© Guardian photo by Heather Taweel
Fenton Bambrick with Charlottetown's water and sewer utility displays equipment for a residential water meter installation as part of the Take Control program.
A new initiative has been launched by the City of Charlottetown to convert flat-rate water customers to water meters by offering incentives to make the switch.
The goal of the Take Control program is to see 1,000 households moving onto the metered system by the end of 2014.
The city will cover the cost of the meter installation a $200 value.
If a household’s bill increases despite the new meter and the best efforts to conserve, the city will refund the difference to meet the former flat-rate level in 2014. Customers who are already metered and encourage others to make the switch to a metered system will receive a $25 credit towards their own water bill.

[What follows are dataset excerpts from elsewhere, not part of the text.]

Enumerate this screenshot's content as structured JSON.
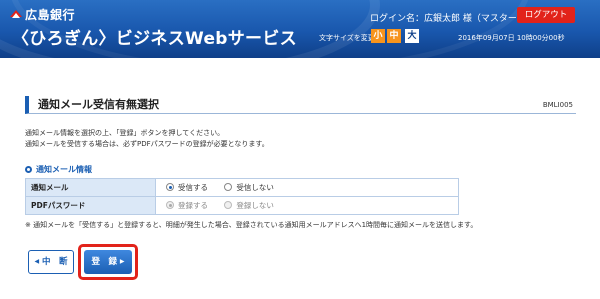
{
  "header": {
    "bank_name": "広島銀行",
    "service_name": "〈ひろぎん〉ビジネスWebサービス",
    "login_info": "ログイン名：広銀太郎 様（マスターユーザ）",
    "logout_label": "ログアウト",
    "font_size_label": "文字サイズを変更",
    "font_size_small": "小",
    "font_size_medium": "中",
    "font_size_large": "大",
    "datetime": "2016年09月07日 10時00分00秒"
  },
  "page": {
    "title": "通知メール受信有無選択",
    "screen_id": "BMLI005",
    "instruction_line1": "通知メール情報を選択の上、「登録」ボタンを押してください。",
    "instruction_line2": "通知メールを受信する場合は、必ずPDFパスワードの登録が必要となります。"
  },
  "section": {
    "heading": "通知メール情報"
  },
  "table": {
    "rows": [
      {
        "label": "通知メール",
        "options": [
          {
            "label": "受信する",
            "checked": true,
            "disabled": false
          },
          {
            "label": "受信しない",
            "checked": false,
            "disabled": false
          }
        ]
      },
      {
        "label": "PDFパスワード",
        "options": [
          {
            "label": "登録する",
            "checked": true,
            "disabled": true
          },
          {
            "label": "登録しない",
            "checked": false,
            "disabled": true
          }
        ]
      }
    ]
  },
  "note": "※ 通知メールを「受信する」と登録すると、明細が発生した場合、登録されている通知用メールアドレスへ1時間毎に通知メールを送信します。",
  "buttons": {
    "cancel_label": "中　断",
    "register_label": "登　録",
    "cancel_arrow": "◀",
    "register_arrow": "▶"
  },
  "colors": {
    "header_blue": "#1957ad",
    "accent_blue": "#1b5fb3",
    "logout_red": "#e2231a",
    "font_orange": "#f7941d",
    "highlight_red": "#e2231a"
  }
}
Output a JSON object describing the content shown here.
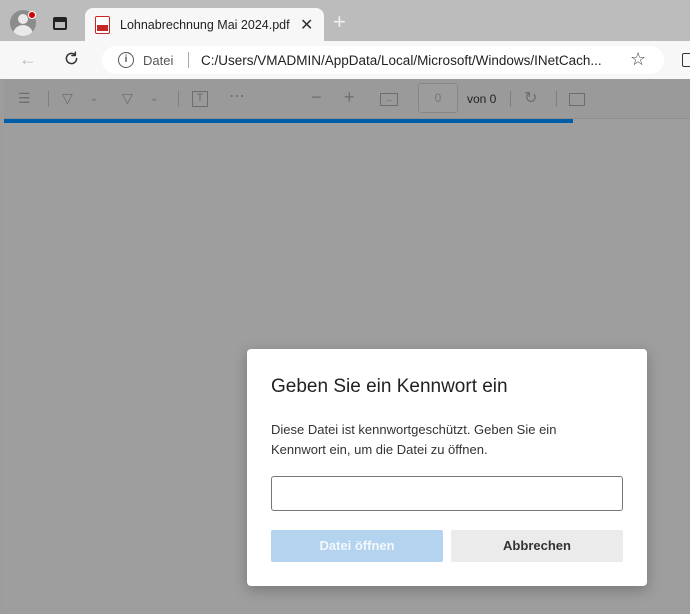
{
  "browser": {
    "tab": {
      "title": "Lohnabrechnung Mai 2024.pdf",
      "close": "✕"
    },
    "new_tab": "+",
    "address": {
      "scheme_label": "Datei",
      "url": "C:/Users/VMADMIN/AppData/Local/Microsoft/Windows/INetCach..."
    },
    "accent": "#005fa8"
  },
  "pdf_toolbar": {
    "page_input_value": "0",
    "page_total": "von 0"
  },
  "dialog": {
    "title": "Geben Sie ein Kennwort ein",
    "message": "Diese Datei ist kennwortgeschützt. Geben Sie ein Kennwort ein, um die Datei zu öffnen.",
    "password_value": "",
    "open_button": "Datei öffnen",
    "cancel_button": "Abbrechen"
  }
}
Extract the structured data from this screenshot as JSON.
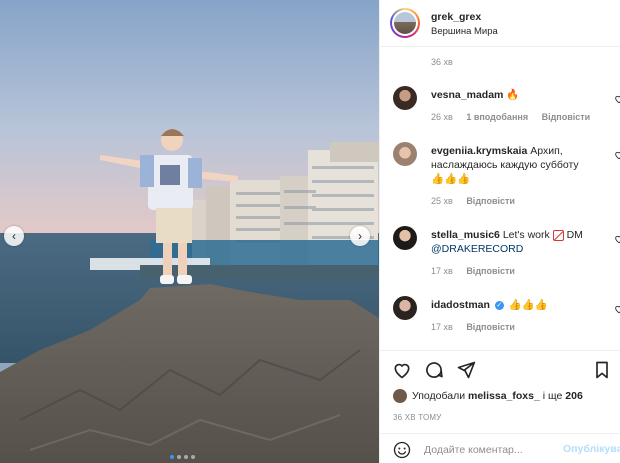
{
  "post": {
    "username": "grek_grex",
    "location": "Вершина Мира",
    "caption_time": "36 хв",
    "likes_prefix": "Уподобали",
    "likes_user": "melissa_foxs_",
    "likes_and": "і ще",
    "likes_count": "206",
    "posted_ago": "36 ХВ ТОМУ"
  },
  "nav": {
    "prev_icon": "chevron-left-icon",
    "next_icon": "chevron-right-icon"
  },
  "carousel": {
    "dots": 4,
    "active_index": 0
  },
  "comments": [
    {
      "username": "vesna_madam",
      "text": "",
      "emoji": "🔥",
      "time": "26 хв",
      "likes": "1 вподобання",
      "reply": "Відповісти"
    },
    {
      "username": "evgeniia.krymskaia",
      "text": "Архип, наслаждаюсь каждую субботу",
      "emoji": "👍👍👍",
      "time": "25 хв",
      "reply": "Відповісти"
    },
    {
      "username": "stella_music6",
      "text_before": "Let's work",
      "text_after": "DM",
      "mention": "@DRAKERECORD",
      "time": "17 хв",
      "reply": "Відповісти"
    },
    {
      "username": "idadostman",
      "emoji": "👍👍👍",
      "time": "17 хв",
      "reply": "Відповісти"
    }
  ],
  "composer": {
    "placeholder": "Додайте коментар...",
    "publish_label": "Опублікувати"
  },
  "colors": {
    "accent": "#3897f0",
    "link": "#00376b",
    "muted": "#8e8e8e",
    "publish_disabled": "#b2dffc"
  }
}
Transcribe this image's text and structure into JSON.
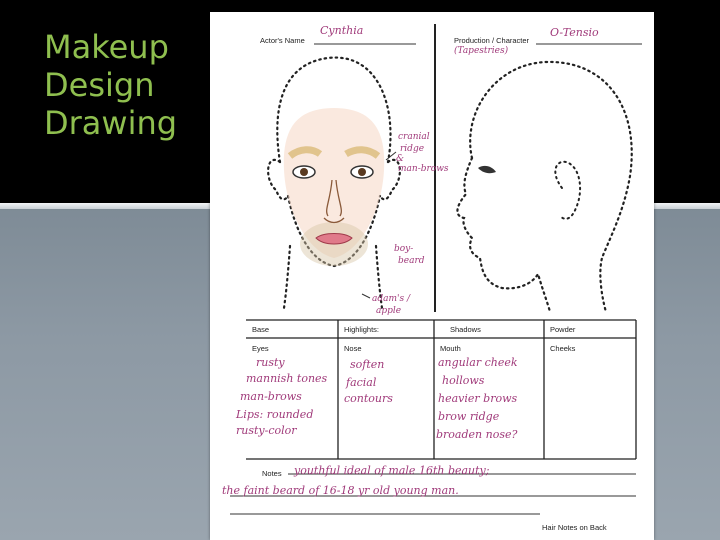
{
  "slide": {
    "title_lines": [
      "Makeup",
      "Design",
      "Drawing"
    ],
    "colors": {
      "title": "#8fbf4f",
      "ink": "#a03a7a",
      "background_top": "#000000",
      "background_bottom": "#8d99a4"
    }
  },
  "sheet": {
    "actor_label": "Actor's Name",
    "actor_value": "Cynthia",
    "production_label": "Production / Character",
    "production_value": "O-Tensio",
    "production_value2": "(Tapestries)",
    "annotations": {
      "cranial_1": "cranial",
      "cranial_2": "ridge",
      "cranial_3": "&",
      "cranial_4": "man-brows",
      "beard_1": "boy-",
      "beard_2": "beard",
      "adams_1": "adam's /",
      "adams_2": "apple"
    },
    "table": {
      "base": "Base",
      "highlights": "Highlights:",
      "shadows": "Shadows",
      "powder": "Powder",
      "eyes": "Eyes",
      "nose": "Nose",
      "mouth": "Mouth",
      "cheeks": "Cheeks"
    },
    "eyes_notes": [
      "rusty",
      "mannish tones",
      "man-brows",
      "Lips: rounded",
      "rusty-color"
    ],
    "nose_notes": [
      "soften",
      "facial",
      "contours"
    ],
    "mouth_notes": [
      "angular cheek",
      "hollows",
      "heavier brows",
      "brow ridge",
      "broaden nose?"
    ],
    "notes_label": "Notes",
    "notes_line1": "youthful ideal of male 16th beauty;",
    "notes_line2": "the faint beard of 16-18 yr old young man.",
    "hair_notes": "Hair Notes on Back"
  }
}
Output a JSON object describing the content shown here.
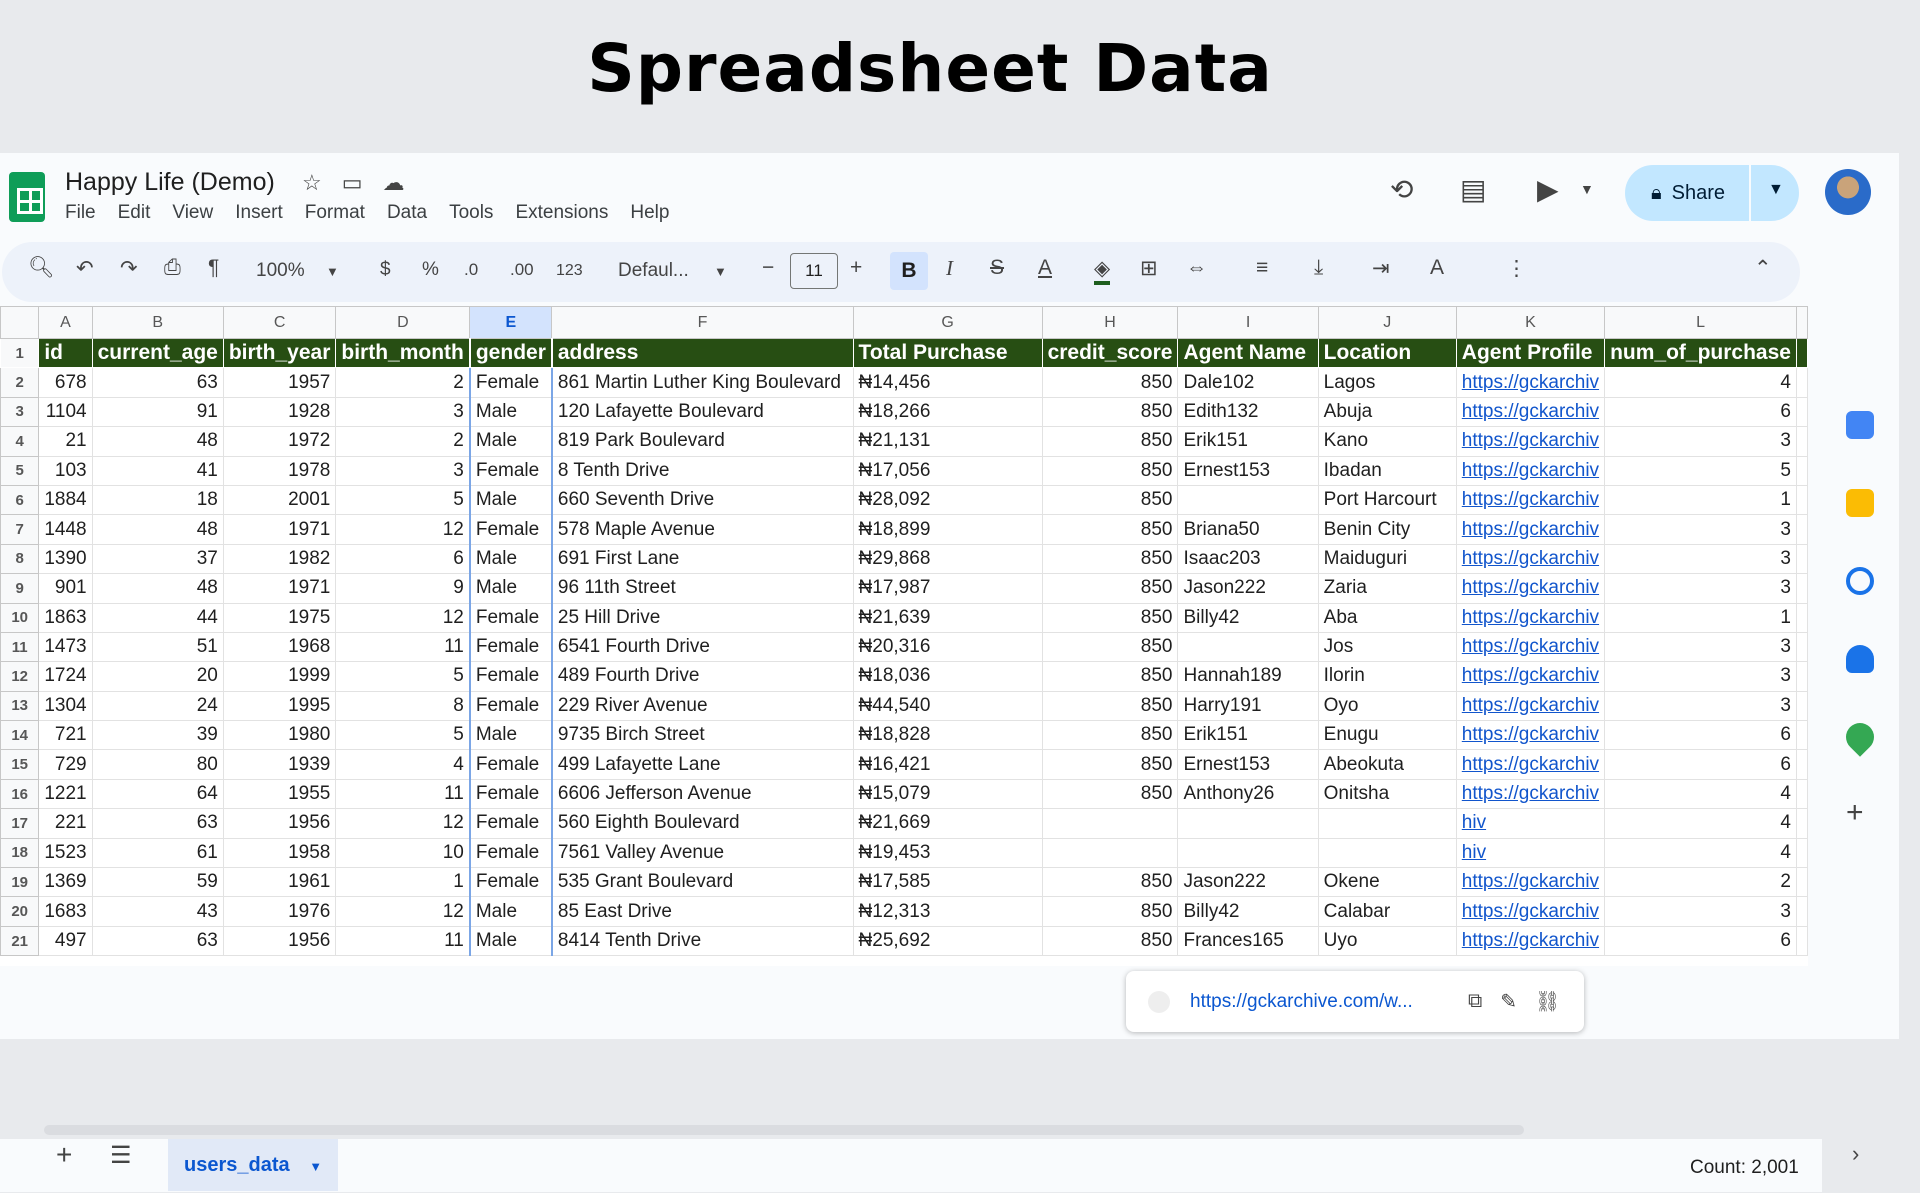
{
  "page_title": "Spreadsheet Data",
  "doc": {
    "title": "Happy Life (Demo)"
  },
  "menu": [
    "File",
    "Edit",
    "View",
    "Insert",
    "Format",
    "Data",
    "Tools",
    "Extensions",
    "Help"
  ],
  "share": {
    "label": "Share"
  },
  "toolbar": {
    "zoom": "100%",
    "currency": "$",
    "percent": "%",
    "dec_decrease": ".0",
    "dec_increase": ".00",
    "format_123": "123",
    "font": "Defaul...",
    "font_size": "11"
  },
  "columns": [
    "A",
    "B",
    "C",
    "D",
    "E",
    "F",
    "G",
    "H",
    "I",
    "J",
    "K",
    "L"
  ],
  "selected_column": "E",
  "headers": [
    "id",
    "current_age",
    "birth_year",
    "birth_month",
    "gender",
    "address",
    "Total Purchase",
    "credit_score",
    "Agent Name",
    "Location",
    "Agent Profile",
    "num_of_purchase"
  ],
  "rows": [
    {
      "n": "2",
      "id": "678",
      "age": "63",
      "year": "1957",
      "month": "2",
      "gender": "Female",
      "address": "861 Martin Luther King Boulevard",
      "total": "₦14,456",
      "credit": "850",
      "agent": "Dale102",
      "location": "Lagos",
      "profile": "https://gckarchiv",
      "purchases": "4"
    },
    {
      "n": "3",
      "id": "1104",
      "age": "91",
      "year": "1928",
      "month": "3",
      "gender": "Male",
      "address": "120 Lafayette Boulevard",
      "total": "₦18,266",
      "credit": "850",
      "agent": "Edith132",
      "location": "Abuja",
      "profile": "https://gckarchiv",
      "purchases": "6"
    },
    {
      "n": "4",
      "id": "21",
      "age": "48",
      "year": "1972",
      "month": "2",
      "gender": "Male",
      "address": "819 Park Boulevard",
      "total": "₦21,131",
      "credit": "850",
      "agent": "Erik151",
      "location": "Kano",
      "profile": "https://gckarchiv",
      "purchases": "3"
    },
    {
      "n": "5",
      "id": "103",
      "age": "41",
      "year": "1978",
      "month": "3",
      "gender": "Female",
      "address": "8 Tenth Drive",
      "total": "₦17,056",
      "credit": "850",
      "agent": "Ernest153",
      "location": "Ibadan",
      "profile": "https://gckarchiv",
      "purchases": "5"
    },
    {
      "n": "6",
      "id": "1884",
      "age": "18",
      "year": "2001",
      "month": "5",
      "gender": "Male",
      "address": "660 Seventh Drive",
      "total": "₦28,092",
      "credit": "850",
      "agent": "",
      "location": "Port Harcourt",
      "profile": "https://gckarchiv",
      "purchases": "1"
    },
    {
      "n": "7",
      "id": "1448",
      "age": "48",
      "year": "1971",
      "month": "12",
      "gender": "Female",
      "address": "578 Maple Avenue",
      "total": "₦18,899",
      "credit": "850",
      "agent": "Briana50",
      "location": "Benin City",
      "profile": "https://gckarchiv",
      "purchases": "3"
    },
    {
      "n": "8",
      "id": "1390",
      "age": "37",
      "year": "1982",
      "month": "6",
      "gender": "Male",
      "address": "691 First Lane",
      "total": "₦29,868",
      "credit": "850",
      "agent": "Isaac203",
      "location": "Maiduguri",
      "profile": "https://gckarchiv",
      "purchases": "3"
    },
    {
      "n": "9",
      "id": "901",
      "age": "48",
      "year": "1971",
      "month": "9",
      "gender": "Male",
      "address": "96 11th Street",
      "total": "₦17,987",
      "credit": "850",
      "agent": "Jason222",
      "location": "Zaria",
      "profile": "https://gckarchiv",
      "purchases": "3"
    },
    {
      "n": "10",
      "id": "1863",
      "age": "44",
      "year": "1975",
      "month": "12",
      "gender": "Female",
      "address": "25 Hill Drive",
      "total": "₦21,639",
      "credit": "850",
      "agent": "Billy42",
      "location": "Aba",
      "profile": "https://gckarchiv",
      "purchases": "1"
    },
    {
      "n": "11",
      "id": "1473",
      "age": "51",
      "year": "1968",
      "month": "11",
      "gender": "Female",
      "address": "6541 Fourth Drive",
      "total": "₦20,316",
      "credit": "850",
      "agent": "",
      "location": "Jos",
      "profile": "https://gckarchiv",
      "purchases": "3"
    },
    {
      "n": "12",
      "id": "1724",
      "age": "20",
      "year": "1999",
      "month": "5",
      "gender": "Female",
      "address": "489 Fourth Drive",
      "total": "₦18,036",
      "credit": "850",
      "agent": "Hannah189",
      "location": "Ilorin",
      "profile": "https://gckarchiv",
      "purchases": "3"
    },
    {
      "n": "13",
      "id": "1304",
      "age": "24",
      "year": "1995",
      "month": "8",
      "gender": "Female",
      "address": "229 River Avenue",
      "total": "₦44,540",
      "credit": "850",
      "agent": "Harry191",
      "location": "Oyo",
      "profile": "https://gckarchiv",
      "purchases": "3"
    },
    {
      "n": "14",
      "id": "721",
      "age": "39",
      "year": "1980",
      "month": "5",
      "gender": "Male",
      "address": "9735 Birch Street",
      "total": "₦18,828",
      "credit": "850",
      "agent": "Erik151",
      "location": "Enugu",
      "profile": "https://gckarchiv",
      "purchases": "6"
    },
    {
      "n": "15",
      "id": "729",
      "age": "80",
      "year": "1939",
      "month": "4",
      "gender": "Female",
      "address": "499 Lafayette Lane",
      "total": "₦16,421",
      "credit": "850",
      "agent": "Ernest153",
      "location": "Abeokuta",
      "profile": "https://gckarchiv",
      "purchases": "6"
    },
    {
      "n": "16",
      "id": "1221",
      "age": "64",
      "year": "1955",
      "month": "11",
      "gender": "Female",
      "address": "6606 Jefferson Avenue",
      "total": "₦15,079",
      "credit": "850",
      "agent": "Anthony26",
      "location": "Onitsha",
      "profile": "https://gckarchiv",
      "purchases": "4"
    },
    {
      "n": "17",
      "id": "221",
      "age": "63",
      "year": "1956",
      "month": "12",
      "gender": "Female",
      "address": "560 Eighth Boulevard",
      "total": "₦21,669",
      "credit": "",
      "agent": "",
      "location": "",
      "profile": "hiv",
      "purchases": "4"
    },
    {
      "n": "18",
      "id": "1523",
      "age": "61",
      "year": "1958",
      "month": "10",
      "gender": "Female",
      "address": "7561 Valley Avenue",
      "total": "₦19,453",
      "credit": "",
      "agent": "",
      "location": "",
      "profile": "hiv",
      "purchases": "4"
    },
    {
      "n": "19",
      "id": "1369",
      "age": "59",
      "year": "1961",
      "month": "1",
      "gender": "Female",
      "address": "535 Grant Boulevard",
      "total": "₦17,585",
      "credit": "850",
      "agent": "Jason222",
      "location": "Okene",
      "profile": "https://gckarchiv",
      "purchases": "2"
    },
    {
      "n": "20",
      "id": "1683",
      "age": "43",
      "year": "1976",
      "month": "12",
      "gender": "Male",
      "address": "85 East Drive",
      "total": "₦12,313",
      "credit": "850",
      "agent": "Billy42",
      "location": "Calabar",
      "profile": "https://gckarchiv",
      "purchases": "3"
    },
    {
      "n": "21",
      "id": "497",
      "age": "63",
      "year": "1956",
      "month": "11",
      "gender": "Male",
      "address": "8414 Tenth Drive",
      "total": "₦25,692",
      "credit": "850",
      "agent": "Frances165",
      "location": "Uyo",
      "profile": "https://gckarchiv",
      "purchases": "6"
    }
  ],
  "link_popup": {
    "url": "https://gckarchive.com/w..."
  },
  "sheet_tab": {
    "label": "users_data"
  },
  "status": {
    "count": "Count: 2,001"
  }
}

These Water Saver Champions can save up to $75 by recruiting a limit of three people to the metered system.
Already, 300 households have taken advantage of the initiative.
“This new program is a great fit with our current focus on water conservation,” said Edward Rice, chairman of the city’s water and sewer utility.
“We’ve received so much positive feedback from residents that metering is working for them as conservation and, in many cases, a money-saving tool. We’re pleased to be able to offer these incentives to continue the momentum for our metering program. We don’t want people to become complacent. Water conservation is important year-round, each year.”
Just the Facts
A water meter could save an average of four cubic metres of water per customer per month. Equating the research to the utility’s objective of 1,000 new meters installed, potential results could indicate up to 48,000 cubic metres (or 48 million litres) conserved in the first year.